Anger

Not an emotion I find particularly useful.  A safety valve but not, for me at least, something that helps resolve problems.  Today I was angry.  More angry than I've ever been.   Calmer now but the issue that sparked it remains unresolved.

A phone call with Jamie and the hospital doctor this morning.  "Jamie is being discharged.  He doesn't need to be here."   Then, having met Jamie for the first time this morning, he went on to make several statements that showed no real understanding of the depth of the problem.  I tried calm reasoning but was first talked down and quickly hung up on.   The failure to listen, lack of understanding, lack of compassion and the gross oversimplification of the problems were .... bad ... insert your own choice of alternative words.   Being hung up on, that made me really angry.
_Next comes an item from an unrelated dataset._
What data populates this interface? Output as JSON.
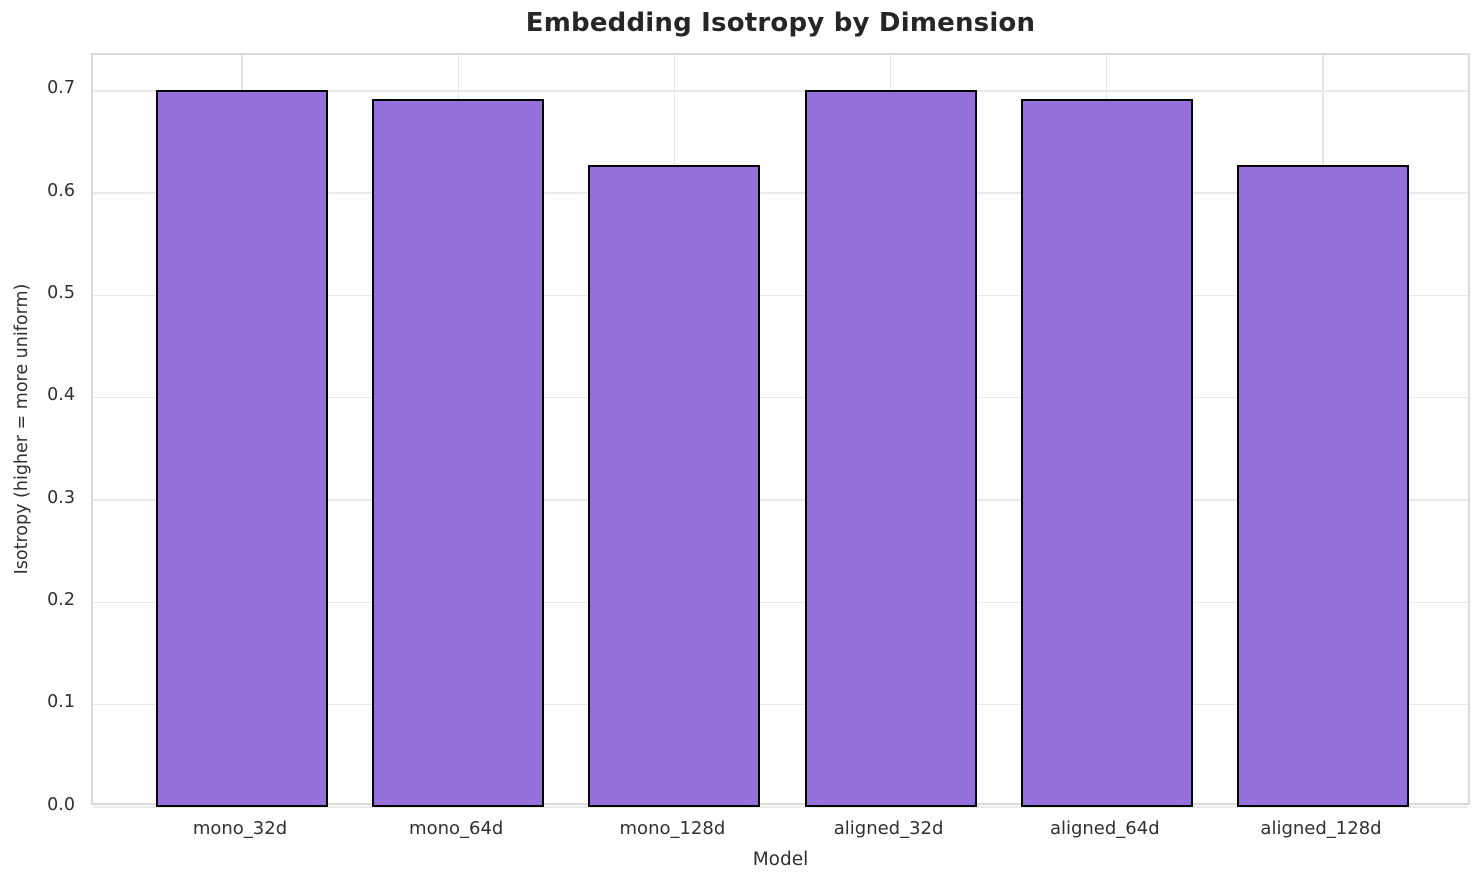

Thankfully, everyone else in the unit, nursing staff, HCA's are all being compassionate and kind.  Jamie is ok for now.   No-one there can over-rule the consultant's decision but their duty to ensure a safe discharge ensures he stays put for now.  There might be a move to a hospital in our catchment, maybe another Dr there would assess differently.   If not it's social Services job to find a way to keep him safe unless I commit to 24/7 care on my own.   With Ruth and my own health to consider, I can't do that.   So we're in a kind of limbo for now.  Quiet but uncomfortable.

So, not the relaxing recovery day I had hoped for.   Meg got a ball chasing run - while I talked with hospital nurse and his local community nurse.   Jamie's social worker has agreed we can advertise for a new support worker with a bigger contract but that does not solve the here and now problem.  We wait to see what tomorrow brings.

Meanwhile.  At home the crocuses are springing up in the cold frame.  It's hard to cherish these moments with the storm clouds about but I try.  Crocus pseudonubigena, raised from seed sown in 2018 back in Norfolk.